It doesn't hurt to use the axle's max torque load but if the engine/drivetrain is not capable of generating that load, then your over engineering.
Dave is right there. If your engine can't produce enough torque with your crawl ratio, then the axle will never see it.
I had a nice long chat with a friend of mine about this thread tonight. We were in the same classes in college. He mentioned that I should have included a ground force and it was at that point I realized that I had assumed a very worst case scenario. That image that I had attached did not include a ground force, because I had assumed that the tire was going to be in a clamped, or trapped, position. This means that ALL of the force goes into the links. I do realize that this could very well happen while rock crawling, but I don't think that you're going to get stuck and just mash on the gas till something gives. Because it won't be the links!
I didn't check the math because I left my calculator at work. So I'll assume your numbers are correct. I would say you are good on the 1250 lb force applied to the center of the link. You'll have a factor of safety of around 2. You don't compare this result to the buckling equation however. The buckling equation is only used for axial loading. This would be the forces applied to the links through the axle torque, the truck standing up on end, etc.

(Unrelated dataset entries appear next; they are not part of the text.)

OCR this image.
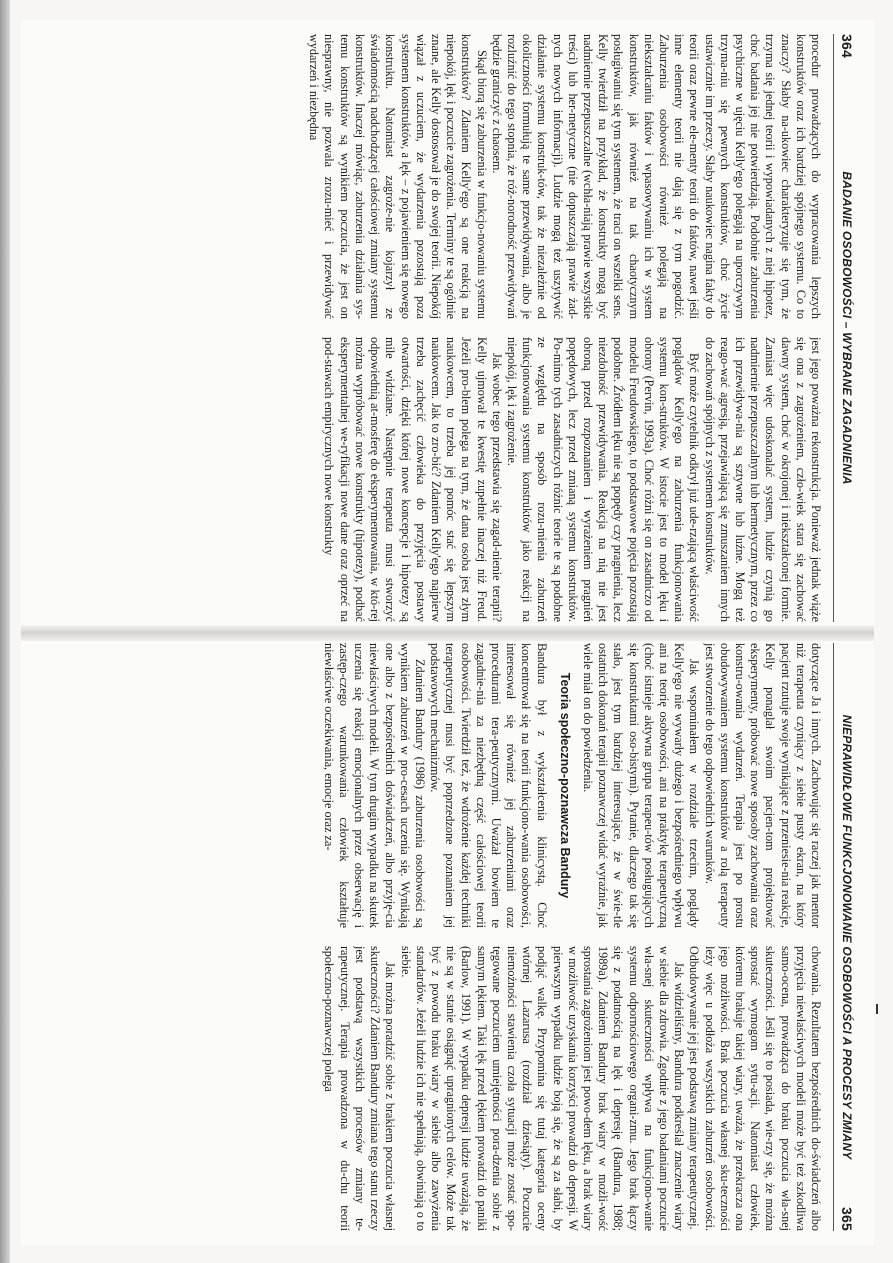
364
BADANIE OSOBOWOŚCI – WYBRANE ZAGADNIENIA

procedur prowadzących do wypracowania lepszych konstruktów oraz ich bardziej spójnego systemu. Co to znaczy? Słaby na-ukowiec charakteryzuje się tym, że trzyma się jednej teorii i wypowiadanych z niej hipotez, choć badania jej nie potwierdzają. Podobnie zaburzenia psychiczne w ujęciu Kelly'ego polegają na uporczywym trzyma-niu się pewnych konstruktów, choć życie ustawicznie im przeczy. Słaby naukowiec nagina fakty do teorii oraz pewne ele-menty teorii do faktów, nawet jeśli inne elementy teorii nie dają się z tym pogodzić. Zaburzenia osobowości również polegają na niekształcaniu faktów i wpasowywaniu ich w system konstruktów, jak również na tak chaotycznym posługiwaniu się tym systemem, że traci on wszelki sens. Kelly twierdził na przykład, że konstrukty mogą być nadmiernie przepuszczalne (wchła-niają prawie wszystkie treści) lub her-metyczne (nie dopuszczają prawie żad-nych nowych informacji). Ludzie mogą też uszytywić działanie systemu konstruk-tów, tak że niezależnie od okoliczności formułują te same przewidywania, albo je rozluźnić do tego stopnia, że róż-norodność przewidywań będzie graniczyć z chaosem.

Skąd biorą się zaburzenia w funkcjo-nowaniu systemu konstruktów? Zdaniem Kelly'ego są one reakcją na niepokój, lęk i poczucie zagrożenia. Terminy te są ogólnie znane, ale Kelly dostosował je do swojej teorii. Niepokój wiązał z uczuciem, że wydarzenia pozostają poza systemem konstruktów, a lęk – z pojawieniem się nowego konstruktu. Natomiast zagroże-nie kojarzył ze świadomością nadchodzącej całościowej zmiany systemu konstruktów. Inaczej mówiąc, zaburzenia działania sys-temu konstruktów są wynikiem poczucia, że jest on niesprawny, nie pozwala zrozu-mieć i przewidywać wydarzeń i niezbędna

jest jego poważna rekonstrukcja. Ponieważ jednak wiąże się ona z zagrożeniem, czło-wiek stara się zachować dawny system, choć w okrojonej i niekształconej formie. Zamiast więc udoskonalać system, ludzie czynią go nadmiernie przepuszczalnym lub hermetycznym, przez co ich przewidywa-nia są sztywne lub luźne. Mogą też reago-wać agresją, przejawiającą się zmuszaniem innych do zachowań spójnych z systemem konstruktów.

Być może czytelnik odkrył już ude-rzającą właściwość poglądów Kelly'ego na zaburzenia funkcjonowania systemu kon-struktów. W istocie jest to model lęku i obrony (Pervin, 1993a). Choć różni się on zasadniczo od modelu Freudowskiego, to podstawowe pojęcia pozostają podobne. Źródłem lęku nie są popędy czy pragnienia, lecz niezdolność przewidywania. Reakcja na nią nie jest obroną przed rozpoznaniem i wyrażeniem pragnień popędowych, lecz przed zmianą systemu konstruktów. Po-mimo tych zasadniczych różnic teorie te są podobne ze względu na sposób rozu-mienia zaburzeń funkcjonowania systemu konstruktów jako reakcji na niepokój, lęk i zagrożenie.

Jak wobec tego przedstawia się zagad-nienie terapii? Kelly ujmował te kwestię zupełnie inaczej niż Freud. Jeżeli pro-blem polega na tym, że dana osoba jest złym naukowcem, to trzeba jej pomóc stać się lepszym naukowcem. Jak to zro-bić? Zdaniem Kelly'ego najpierw trzeba zachęcić człowieka do przyjęcia postawy otwartości, dzięki której nowe koncepcje i hipotezy są mile widziane. Następnie terapeuta musi stworzyć odpowiednią at-mosferę do eksperymentowania, w któ-rej można wypróbować nowe konstrukty (hipotezy), podbać eksperymentalnej we-ryfikacji nowe dane oraz oprzeć na pod-stawach empirycznych nowe konstrukty

NIEPRAWIDŁOWE FUNKCJONOWANIE OSOBOWOŚCI A PROCESY ZMIANY
365

dotyczące Ja i innych. Zachowując się raczej jak mentor niż terapeuta czyniący z siebie pusty ekran, na który pacjent rzutuje swoje wynikające z przeniesie-nia reakcje, Kelly ponaglał swoim pacjen-tom projektować eksperymenty, próbować nowe sposoby zachowania oraz konstru-owania wydarzeń. Terapia jest po prostu obudowywaniem systemu konstruktów a rolą terapeuty jest stworzenie do tego odpowiednich warunków.

Jak wspominałem w rozdziale trzecim, poglądy Kelly'ego nie wywarły dużego i bezpośredniego wpływu ani na teorię osobowości, ani na praktykę terapeutyczną (choć istnieje aktywna grupa terapeu-tów posługujących się konstruktami oso-bistymi). Pytanie, dlaczego tak się stało, jest tym bardziej interesujące, że w świe-tle ostatnich dokonań terapii poznawczej widać wyraźnie, jak wiele miał on do powiedzenia.

Teoria społeczno-poznawcza Bandury

Bandura był z wykształcenia klinicystą. Choć koncentrował się na teorii funkcjono-wania osobowości, interesował się również jej zaburzeniami oraz procedurami tera-peutycznymi. Uważał bowiem te zagadnie-nia za niezbędną część całościowej teorii osobowości. Twierdził też, że wdrożenie każdej techniki terapeutycznej musi być poprzedzone poznaniem jej podstawowych mechanizmów.

Zdaniem Bandury (1986) zaburzenia osobowości są wynikiem zaburzeń w pro-cesach uczenia się. Wynikają one albo z bezpośrednich doświadczeń, albo przyję-cia niewłaściwych modeli. W tym drugim wypadku na skutek uczenia się reakcji emocjonalnych przez obserwację i zastęp-czego warunkowania człowiek kształtuje niewłaściwe oczekiwania, emocje oraz za-

chowania. Rezultatem bezpośrednich do-świadczeń albo przyjęcia niewłaściwych modeli może być też szkodliwa samo-ocena, prowadząca do braku poczucia wła-snej skuteczności. Jeśli się to posiada, wie-rzy się, że można sprostać wymogom sytu-acji. Natomiast człowiek, któremu brakuje takiej wiary, uważa, że przekracza ona jego możliwości. Brak poczucia własnej sku-teczności leży więc u podłoża wszystkich zaburzeń osobowości. Odbudowywanie jej jest podstawą zmiany terapeutycznej.

Jak widzieliśmy, Bandura podkreślał znaczenie wiary w siebie dla zdrowia. Zgodnie z jego badaniami poczucie wła-snej skuteczności wpływa na funkcjono-wanie systemu odpornościowego organi-zmu. Jego brak łączy się z podatnością na lęk i depresję (Bandura, 1988; 1989a). Zdaniem Bandury brak wiary w możli-wość sprostania zagrożeniom jest powo-dem lęku, a brak wiary w możliwość uzyskania korzyści prowadzi do depresji. W pierwszym wypadku ludzie boją się, że są za słabi, by podjąć walkę. Przypomina się tutaj kategoria oceny wtórnej Lazarusa (rozdział dziesiąty). Poczucie niemożności stawienia czoła sytuacji może zostać spo-tęgowane poczuciem umiejętności pora-dzenia sobie z samym lękiem. Taki lęk przed lękiem prowadzi do paniki (Barlow, 1991). W wypadku depresji ludzie uważają, że nie są w stanie osiągnąć upragnionych celów. Może tak być z powodu braku wiary w siebie albo zawyżenia standardów. Jeżeli ludzie ich nie spełniają, obwiniają o to siebie.

Jak można poradzić sobie z brakiem poczucia własnej skuteczności? Zdaniem Bandury zmiana tego stanu rzeczy jest podstawą wszystkich procesów zmiany te-rapeutycznej. Terapia prowadzona w du-chu teorii społeczno-poznawczej polega
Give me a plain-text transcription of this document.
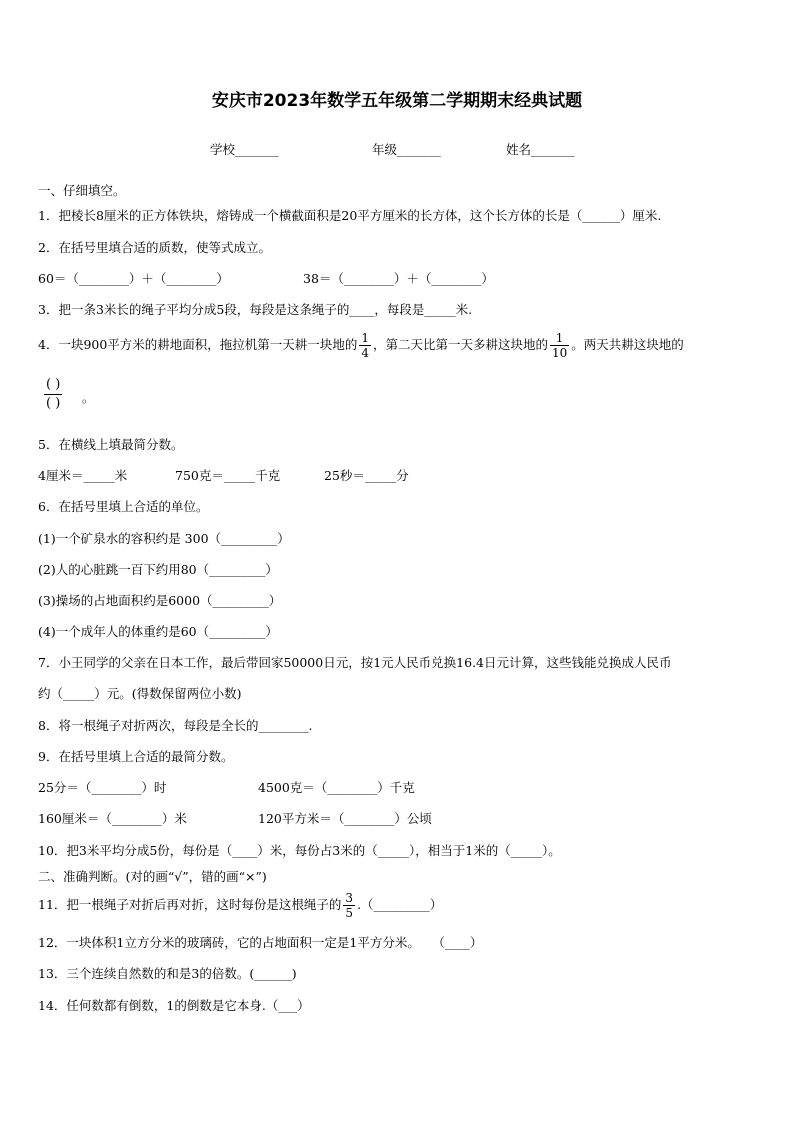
安庆市2023年数学五年级第二学期期末经典试题
学校_______	年级_______	姓名_______
一、仔细填空。
1．把棱长8厘米的正方体铁块，熔铸成一个横截面积是20平方厘米的长方体，这个长方体的长是（______）厘米.
2．在括号里填合适的质数，使等式成立。
60＝（________）＋（________）	38＝（________）＋（________）
3．把一条3米长的绳子平均分成5段，每段是这条绳子的____，每段是_____米.
4．一块900平方米的耕地面积，拖拉机第一天耕一块地的 $\frac{1}{4}$ ，第二天比第一天多耕这块地的 $\frac{1}{10}$ 。两天共耕这块地的
( )
( ) 。
5．在横线上填最简分数。
4厘米＝_____米	750克＝_____千克	25秒＝_____分
6．在括号里填上合适的单位。
(1)一个矿泉水的容积约是 300（_________）
(2)人的心脏跳一百下约用80（_________）
(3)操场的占地面积约是6000（_________）
(4)一个成年人的体重约是60（_________）
7．小王同学的父亲在日本工作，最后带回家50000日元，按1元人民币兑换16.4日元计算，这些钱能兑换成人民币
约（_____）元。(得数保留两位小数)
8．将一根绳子对折两次，每段是全长的________.
9．在括号里填上合适的最简分数。
25分＝（________）时	4500克＝（________）千克
160厘米＝（________）米	120平方米＝（________）公顷
10．把3米平均分成5份，每份是（____）米，每份占3米的（_____），相当于1米的（_____）。
二、准确判断。(对的画“√”，错的画“×”)
11．把一根绳子对折后再对折，这时每份是这根绳子的 $\frac{3}{5}$ .（_________）
12．一块体积1立方分米的玻璃砖，它的占地面积一定是1平方分米。　　（____）
13．三个连续自然数的和是3的倍数。(______)
14．任何数都有倒数，1的倒数是它本身.（___）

As for the load applied because of the axle torque, the forces applied to the links alone are going to be equal and opposite because of the torque moment applied through the axle. If you sum the forces in the x direction (horizontal) for the image I posted, the only two forces are the forces on the links. These are your "resolved" forces. Meaning the actual force in the links are broken down into their individual components. The actual forces in the links are going to depend on their angles (front to back and side to side) but they will be equal when broken down into their front to back horizontal force components.
The distances of a and b are the distances of the links from the centerline. It doesn't need to be broken up like this, since both equations are the same and both use (a+b), all you really need is the length, or distance between the links. One other thing to keep in mind, if your axle mounts are going to be swept forward from the axle (in the shape of a "C"), this is going to change (increase) the forces on the links because it will change the angle from tangential (angle "a") on the drawing.
The torque should be 66,000 in*lbs. (a+b) should be 10.5 inches. And the cosine 5 deg should be really close to 1. Your force on the links due to axle torque alone should be just over 6000 lbs. This is also assuming that the 5500 ft'lbs of max torque is what can be delivered to one side of the vehicle. Remember, you have two upper and two lower links. Your forces due to axle torque are small compared to the forces from landing on a rock in the middle of the span.
Which leads to my next question. Has anyone on here actually broken/bent a link from anything other than an impact or bad welds?
Bray D, would that be U of Iowa or U of Illinois?